А вот откуда мысль пришла и кто сказал ему про эту особенность – непонятно. Не учили его боеприпасному делу. Вот жандеверт какой! Это он сказал не вслух, а про себя. Последствием этого стала другая мысль, что в механизированной бригаде есть танки и броневики, которым этот снаряд с этим же взрывателем нужен. Но танки и броневики едут к месту боя по неровным проселочным дорогам. Начался бой, и танки поехали в атаку вообще как придется, в том числе через воронки и ямы. И вот тут КТ-1 от толчка и удара может взорваться. Прямо в запасах других снарядов. Вениамин с боеприпасами знаком был слабо, но о существовании детонации знал.

В итоге что мы имеем?

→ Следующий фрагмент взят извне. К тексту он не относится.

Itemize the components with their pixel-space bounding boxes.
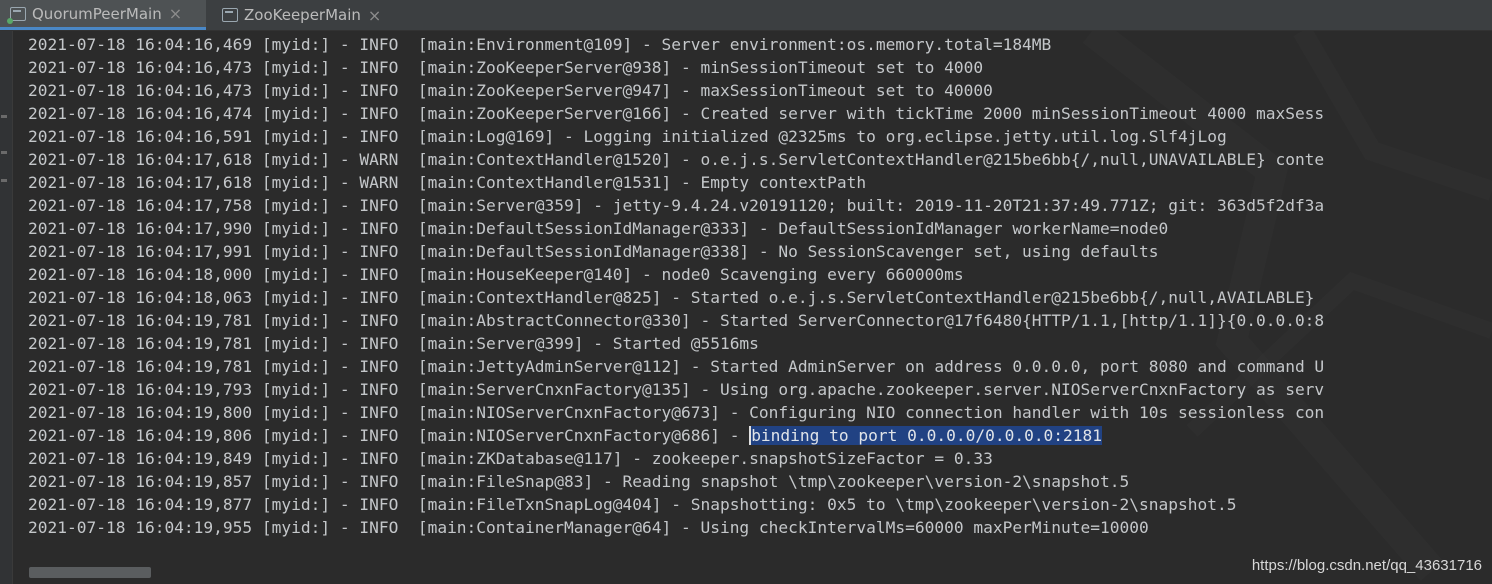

Танки будут взрываться как до боя, так и во время него, причем в последнем случае никто не догадается, отчего, а подумают, что это польский снаряд в танк попал и его взорвал.

И получается, что у нас прямой умысел на диверсию и измена Родине, так как это «любые действия, которые наносят ущерб военной мощи Союза ССР, его государственной независимости или неприкосновенности его территории». Поскольку Трахтенбергер военнослужащий – 54-1Б только по этой причине. А вот Фостий? Может, тоже 54-1, может, 193.

Но фокус в том, что и 193-я статья имеет вилку вплоть до высшей меры соцзащиты: чем больше ляпов, тем наказание строже. Но если боец потерял винтовку стоимостью полторы сотни рублей и пять патронов в магазине (пусть даже еще десятку), то там санкция может быть и невелика, но вот даже десяток погубленных танков – это больше, чем полмиллиона рублей. Там уже пахнет расстрелом.

И Вениамин изложил эти соображения товарищу. Тот бросился записывать и даже поблагодарить забыл. А Михновский пошел к себе, мучаясь от двух вещей: как запомнить то, что сейчас пришло к нему, и откуда он знает про фокусы КТ-1 и цену танка в рублях? Он что, кольцо царя Соломона надел?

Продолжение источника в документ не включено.